IHRAM.CO.ID, JAKARTA -- Abdulmecid dan keluarganya pertama kali pindah ke Territet, sebuah kota kecil di Swiss, dan kemudian ke kota Nice di Prancis, di mana dia tinggal sampai tahun 1939 sebelum pindah ke Paris.
Terlepas dari pendidikan di Istanbul, tren Eropa telah membentuk perkembangan artistik dan intelektual sang pangeran.
Nazan Olcer, kurator pameran Sakip Sabanci, mengatakan bahwa sang pangeran menggabungkan Barat dan Timur, menghabiskan hidupnya sesuai dengan zeitgeist, menganut tradisi dan agama tetapi pada saat yang sama tetap terbuka ke Barat.
Sementara Abdulmecid tidak biasa dalam menikmati karir produktif sebagai seniman dan sebagai negarawan, perjalanannya mencerminkan kisah modernisasi dan westernisasi di negaranya sendiri.

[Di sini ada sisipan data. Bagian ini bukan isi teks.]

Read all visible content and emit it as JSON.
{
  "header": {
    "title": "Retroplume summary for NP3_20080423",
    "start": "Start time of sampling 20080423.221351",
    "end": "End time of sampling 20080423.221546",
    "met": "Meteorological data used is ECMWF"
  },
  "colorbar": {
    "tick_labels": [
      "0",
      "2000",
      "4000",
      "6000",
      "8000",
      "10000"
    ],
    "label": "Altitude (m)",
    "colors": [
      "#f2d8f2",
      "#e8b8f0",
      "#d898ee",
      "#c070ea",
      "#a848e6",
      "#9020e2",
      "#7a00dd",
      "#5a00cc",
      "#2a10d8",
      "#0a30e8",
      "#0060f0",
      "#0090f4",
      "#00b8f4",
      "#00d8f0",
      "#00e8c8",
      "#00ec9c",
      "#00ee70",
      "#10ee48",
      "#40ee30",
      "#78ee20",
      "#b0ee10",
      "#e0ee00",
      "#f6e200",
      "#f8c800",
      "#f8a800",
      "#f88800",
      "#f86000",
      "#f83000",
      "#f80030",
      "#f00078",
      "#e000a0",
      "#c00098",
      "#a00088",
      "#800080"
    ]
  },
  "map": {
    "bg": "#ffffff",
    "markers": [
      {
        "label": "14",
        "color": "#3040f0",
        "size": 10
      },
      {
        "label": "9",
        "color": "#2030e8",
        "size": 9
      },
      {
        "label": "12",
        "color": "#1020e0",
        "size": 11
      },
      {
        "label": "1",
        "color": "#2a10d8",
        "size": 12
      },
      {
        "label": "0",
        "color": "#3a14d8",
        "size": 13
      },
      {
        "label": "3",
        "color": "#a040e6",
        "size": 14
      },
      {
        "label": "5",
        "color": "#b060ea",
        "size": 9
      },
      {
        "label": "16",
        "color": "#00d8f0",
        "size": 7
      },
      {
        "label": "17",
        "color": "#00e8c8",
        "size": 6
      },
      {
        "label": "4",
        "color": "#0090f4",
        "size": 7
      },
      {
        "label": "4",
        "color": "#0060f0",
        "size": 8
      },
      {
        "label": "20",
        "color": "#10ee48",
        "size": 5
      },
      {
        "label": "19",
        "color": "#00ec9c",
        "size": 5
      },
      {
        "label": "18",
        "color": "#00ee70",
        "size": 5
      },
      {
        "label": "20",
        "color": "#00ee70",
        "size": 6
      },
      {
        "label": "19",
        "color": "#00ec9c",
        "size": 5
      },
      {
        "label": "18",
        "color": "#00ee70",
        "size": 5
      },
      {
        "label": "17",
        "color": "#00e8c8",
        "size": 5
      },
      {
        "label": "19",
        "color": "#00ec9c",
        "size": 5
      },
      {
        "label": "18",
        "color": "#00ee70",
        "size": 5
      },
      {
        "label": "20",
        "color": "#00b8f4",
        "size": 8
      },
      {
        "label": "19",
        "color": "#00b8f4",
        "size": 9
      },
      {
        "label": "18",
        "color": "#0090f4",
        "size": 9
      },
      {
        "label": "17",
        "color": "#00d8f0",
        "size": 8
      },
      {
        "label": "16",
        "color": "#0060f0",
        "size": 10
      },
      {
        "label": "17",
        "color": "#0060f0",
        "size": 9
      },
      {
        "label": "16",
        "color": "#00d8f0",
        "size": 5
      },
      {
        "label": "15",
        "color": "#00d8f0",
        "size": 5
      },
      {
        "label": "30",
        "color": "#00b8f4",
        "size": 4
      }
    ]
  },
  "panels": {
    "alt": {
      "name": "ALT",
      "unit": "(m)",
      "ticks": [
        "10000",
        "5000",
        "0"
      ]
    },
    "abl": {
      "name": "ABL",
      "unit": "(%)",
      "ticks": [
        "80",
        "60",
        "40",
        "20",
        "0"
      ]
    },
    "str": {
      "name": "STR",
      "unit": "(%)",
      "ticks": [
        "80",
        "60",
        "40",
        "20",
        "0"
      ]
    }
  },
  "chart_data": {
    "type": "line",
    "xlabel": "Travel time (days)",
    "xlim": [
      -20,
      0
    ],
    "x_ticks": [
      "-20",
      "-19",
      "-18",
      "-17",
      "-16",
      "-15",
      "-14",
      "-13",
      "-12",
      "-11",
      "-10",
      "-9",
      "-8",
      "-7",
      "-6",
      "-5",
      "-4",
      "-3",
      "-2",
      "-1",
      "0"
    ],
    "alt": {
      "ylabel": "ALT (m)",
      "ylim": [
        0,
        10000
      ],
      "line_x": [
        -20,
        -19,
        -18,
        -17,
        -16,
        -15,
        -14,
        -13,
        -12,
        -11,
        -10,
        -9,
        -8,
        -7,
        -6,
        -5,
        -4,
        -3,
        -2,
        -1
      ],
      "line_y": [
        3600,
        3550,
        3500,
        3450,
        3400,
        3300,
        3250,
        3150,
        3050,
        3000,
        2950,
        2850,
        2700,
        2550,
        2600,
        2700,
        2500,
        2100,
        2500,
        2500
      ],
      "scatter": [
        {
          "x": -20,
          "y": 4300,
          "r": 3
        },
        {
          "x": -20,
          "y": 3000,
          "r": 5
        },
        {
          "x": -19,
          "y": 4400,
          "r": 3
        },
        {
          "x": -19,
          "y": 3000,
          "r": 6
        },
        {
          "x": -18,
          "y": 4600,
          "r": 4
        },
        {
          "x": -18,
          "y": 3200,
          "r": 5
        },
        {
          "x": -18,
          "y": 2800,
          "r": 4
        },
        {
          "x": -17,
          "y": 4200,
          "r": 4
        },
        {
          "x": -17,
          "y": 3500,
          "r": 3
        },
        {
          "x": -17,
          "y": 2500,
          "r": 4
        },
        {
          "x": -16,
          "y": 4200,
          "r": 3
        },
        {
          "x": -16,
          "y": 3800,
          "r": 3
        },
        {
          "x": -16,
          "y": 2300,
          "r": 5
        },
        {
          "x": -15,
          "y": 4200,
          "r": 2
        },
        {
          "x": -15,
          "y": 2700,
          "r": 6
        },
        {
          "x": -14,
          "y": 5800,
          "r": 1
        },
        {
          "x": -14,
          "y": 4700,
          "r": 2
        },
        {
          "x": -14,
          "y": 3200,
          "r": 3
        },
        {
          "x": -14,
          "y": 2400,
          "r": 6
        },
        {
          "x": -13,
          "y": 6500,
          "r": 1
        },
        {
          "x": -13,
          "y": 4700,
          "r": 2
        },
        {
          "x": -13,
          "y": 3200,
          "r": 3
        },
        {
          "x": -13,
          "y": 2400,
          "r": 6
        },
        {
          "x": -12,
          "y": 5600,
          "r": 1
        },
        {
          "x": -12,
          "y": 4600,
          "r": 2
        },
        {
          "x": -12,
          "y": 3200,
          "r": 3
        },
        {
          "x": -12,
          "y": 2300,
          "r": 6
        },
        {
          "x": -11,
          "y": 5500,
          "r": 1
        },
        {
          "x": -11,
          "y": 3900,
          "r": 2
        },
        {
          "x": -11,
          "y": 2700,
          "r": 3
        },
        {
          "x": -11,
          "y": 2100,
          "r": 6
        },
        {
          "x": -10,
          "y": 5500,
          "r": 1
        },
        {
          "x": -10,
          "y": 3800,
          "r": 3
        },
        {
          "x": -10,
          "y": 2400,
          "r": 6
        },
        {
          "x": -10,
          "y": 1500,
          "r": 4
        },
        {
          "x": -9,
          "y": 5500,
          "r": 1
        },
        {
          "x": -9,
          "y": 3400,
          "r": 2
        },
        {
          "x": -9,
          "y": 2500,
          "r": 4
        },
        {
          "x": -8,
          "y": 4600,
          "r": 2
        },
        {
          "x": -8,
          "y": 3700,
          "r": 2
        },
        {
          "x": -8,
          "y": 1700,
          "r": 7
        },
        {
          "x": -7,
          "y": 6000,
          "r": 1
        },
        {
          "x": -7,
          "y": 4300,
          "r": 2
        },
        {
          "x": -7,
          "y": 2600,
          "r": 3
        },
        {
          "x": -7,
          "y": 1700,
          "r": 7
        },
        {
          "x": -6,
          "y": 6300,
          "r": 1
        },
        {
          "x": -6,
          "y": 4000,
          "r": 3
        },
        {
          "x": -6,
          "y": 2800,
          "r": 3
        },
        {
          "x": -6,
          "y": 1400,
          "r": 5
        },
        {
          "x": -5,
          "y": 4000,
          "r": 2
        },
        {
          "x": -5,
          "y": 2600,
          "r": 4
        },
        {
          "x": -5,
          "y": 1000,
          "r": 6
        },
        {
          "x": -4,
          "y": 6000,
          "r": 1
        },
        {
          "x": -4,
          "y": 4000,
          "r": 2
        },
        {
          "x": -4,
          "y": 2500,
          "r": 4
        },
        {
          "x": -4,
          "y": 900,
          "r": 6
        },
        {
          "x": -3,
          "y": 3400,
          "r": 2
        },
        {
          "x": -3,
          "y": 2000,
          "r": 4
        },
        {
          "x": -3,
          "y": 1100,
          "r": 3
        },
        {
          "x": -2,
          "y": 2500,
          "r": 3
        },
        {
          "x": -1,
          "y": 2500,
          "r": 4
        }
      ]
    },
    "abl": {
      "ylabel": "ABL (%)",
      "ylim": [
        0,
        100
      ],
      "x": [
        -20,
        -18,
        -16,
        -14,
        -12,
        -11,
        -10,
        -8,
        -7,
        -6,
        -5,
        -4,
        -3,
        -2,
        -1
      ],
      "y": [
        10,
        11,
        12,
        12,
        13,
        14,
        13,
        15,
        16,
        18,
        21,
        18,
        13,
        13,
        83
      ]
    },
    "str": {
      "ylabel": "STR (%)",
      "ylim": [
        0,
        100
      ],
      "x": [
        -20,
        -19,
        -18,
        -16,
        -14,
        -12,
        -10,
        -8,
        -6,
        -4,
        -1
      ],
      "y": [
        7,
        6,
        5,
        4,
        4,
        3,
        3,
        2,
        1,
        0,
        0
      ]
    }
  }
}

Itu adalah transformasi yang pada akhirnya akan berakibat fatal bagi Kekaisaran Ottoman, karena perubahan tersebut memicu perdebatan tanpa akhir di Turki tentang apakah para elit telah menjadi terasing dari budaya mereka sendiri, sebuah pertanyaan yang bertahan hingga hari ini.
Namun demikian, sang pangeran adalah seorang intelektual bersayap dua. Olcer menjelaskan bahwa dia adalah seorang pelukis dan hattat (kaligrafer Islam."
“Dia setia pada agama dan tradisinya, tetapi juga seorang pemain musik barat, pendukung teater.”